I’m off tomorrow into the wilds of the Ozarks, into that part of the state new to me. There will, of course, be photos when I return, but maybe code, too, as I like to work on code when I’m in a hotel room — gives me something familiar.
Today, though, I went to the Botanical for another chance to get photos of the water lilies. Last chance, really, as the summer is waning and you can see this in the richness of the trees, and the activity of the insects. Particularly the insects, as the garden was ripe with butterflies today; so with yet more water lily photos you’ll also be getting yet more butterfly pictures.
Next time: code, I swear. And pictures of something different, I hope.

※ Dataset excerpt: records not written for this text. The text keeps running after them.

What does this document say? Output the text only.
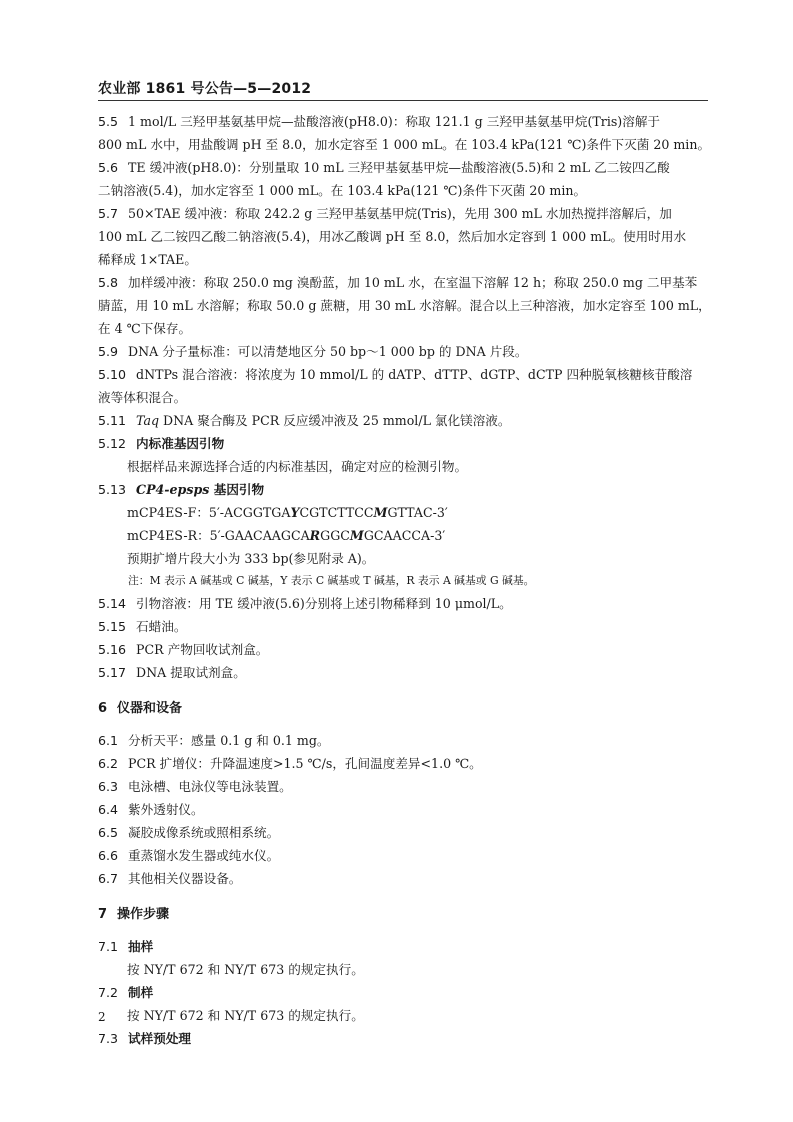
农业部 1861 号公告—5—2012

5.5 1 mol/L 三羟甲基氨基甲烷—盐酸溶液(pH8.0)：称取 121.1 g 三羟甲基氨基甲烷(Tris)溶解于

800 mL 水中，用盐酸调 pH 至 8.0，加水定容至 1 000 mL。在 103.4 kPa(121 ℃)条件下灭菌 20 min。

5.6 TE 缓冲液(pH8.0)：分别量取 10 mL 三羟甲基氨基甲烷—盐酸溶液(5.5)和 2 mL 乙二铵四乙酸

二钠溶液(5.4)，加水定容至 1 000 mL。在 103.4 kPa(121 ℃)条件下灭菌 20 min。

5.7 50×TAE 缓冲液：称取 242.2 g 三羟甲基氨基甲烷(Tris)，先用 300 mL 水加热搅拌溶解后，加

100 mL 乙二铵四乙酸二钠溶液(5.4)，用冰乙酸调 pH 至 8.0，然后加水定容到 1 000 mL。使用时用水

稀释成 1×TAE。

5.8 加样缓冲液：称取 250.0 mg 溴酚蓝，加 10 mL 水，在室温下溶解 12 h；称取 250.0 mg 二甲基苯

腈蓝，用 10 mL 水溶解；称取 50.0 g 蔗糖，用 30 mL 水溶解。混合以上三种溶液，加水定容至 100 mL，

在 4 ℃下保存。

5.9 DNA 分子量标准：可以清楚地区分 50 bp～1 000 bp 的 DNA 片段。

5.10 dNTPs 混合溶液：将浓度为 10 mmol/L 的 dATP、dTTP、dGTP、dCTP 四种脱氧核糖核苷酸溶

液等体积混合。

5.11 Taq DNA 聚合酶及 PCR 反应缓冲液及 25 mmol/L 氯化镁溶液。

5.12 内标准基因引物

根据样品来源选择合适的内标准基因，确定对应的检测引物。

5.13 CP4-epsps 基因引物

mCP4ES-F：5′-ACGGTGAYCGTCTTCCMGTTAC-3′

mCP4ES-R：5′-GAACAAGCARGGCMGCAACCA-3′

预期扩增片段大小为 333 bp(参见附录 A)。

注：M 表示 A 碱基或 C 碱基，Y 表示 C 碱基或 T 碱基，R 表示 A 碱基或 G 碱基。

5.14 引物溶液：用 TE 缓冲液(5.6)分别将上述引物稀释到 10 μmol/L。

5.15 石蜡油。

5.16 PCR 产物回收试剂盒。

5.17 DNA 提取试剂盒。

6 仪器和设备

6.1 分析天平：感量 0.1 g 和 0.1 mg。

6.2 PCR 扩增仪：升降温速度>1.5 ℃/s，孔间温度差异<1.0 ℃。

6.3 电泳槽、电泳仪等电泳装置。

6.4 紫外透射仪。

6.5 凝胶成像系统或照相系统。

6.6 重蒸馏水发生器或纯水仪。

6.7 其他相关仪器设备。

7 操作步骤

7.1 抽样

按 NY/T 672 和 NY/T 673 的规定执行。

7.2 制样

按 NY/T 672 和 NY/T 673 的规定执行。

7.3 试样预处理

2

Still, I don’t think I can or ever will, get tired of being surrounded by butterflies and water lilies. It’s like you’re in the middle of a cartoon drawn by a young child with a new box of Crayolas. Everywhere you turn, you see another bright splash of color.
In the Spring, the insects are lazy, shy, and elusive. Today, though, you could almost reach out and hold them they were that close. But they were moving, constantly, which made getting a photo a little challenging. Now is the last chance for the bees to get nectar for the hive; the butterflies to store up energy to finish the migration; the dragonflies to, well, I don’t know why the dragonflies were frantic.
Not just the bugs, the photographers were out in force today, even at the 7am opening of the garden. Of course, the weather was going to be hot, and the sun isn’t that good for photography, but I must have ran into a dozen photographers within one hour. Most had tripods, a few were like me — just winging it.
Today’s bright and busy activity reminded me of years ago when I would go to a bar, and the bartender or band would announce last call. The lights would come up in the place, and people would scurry about, making good on the last few moments before having to head out into the night.
This girl would run up to her friends and whisper something into their ears and they would giggle and leave; that young man would be writing a phone number down in a match book. Of course now everyone carries pocket computers and cellphones and numbers would be jotted down into some kind of electronic device, but it’s not the same.
Friends would come together and split apart, some for home, others for another party somewhere, yet others to go to breakfast. And not just a small breakfast, either. I don’t know what happens now, in this Atkins Diet time, but back then, it was large, it had eggs, and it had potatoes and butter. Mega-cinnamon roll was optional.
There was one place in Seattle that was famous for the after hour breakfasts they’d make: huge plate size omelets covering a bed of crisp, perfectly done hash browns, served with good, hot coffee–all accompanied by thick, buttered toast and real preserves. The place was small, and people would be lined up for a block to get in, it was that popular. We’d sit there and laugh about the night, none of us wanting it to end–caught up in that perfect moment that’s not quite morning, but not evening either.
I remember a morning just like that in Salt Lake City, walking all night with friends, greeting the dawn with outstretched arms. The last of summer, and summer’s golden light.
This is a good time of year. The roses and other flowers have started to wilt, but in doing so they let out their richest scent. The leaves are at their darkest green, just before they begin to turn. Birds are everywhere, no longer bound to nests or to mating, and free to fly, and sing, just for the joy of it. It’s warm, but we’re starting to get a cool breeze now and again. And of course, all those butterflies.
I did like to walk among them today. They’re not shy of you at all, unless your shadow falls on them and then they take off into the air. As I walked by the rows of flowers, butterflies would leap into the air behind and around me, as if I were a June bride. My last chance to be a June bride, really, as I’m of an age with the summer.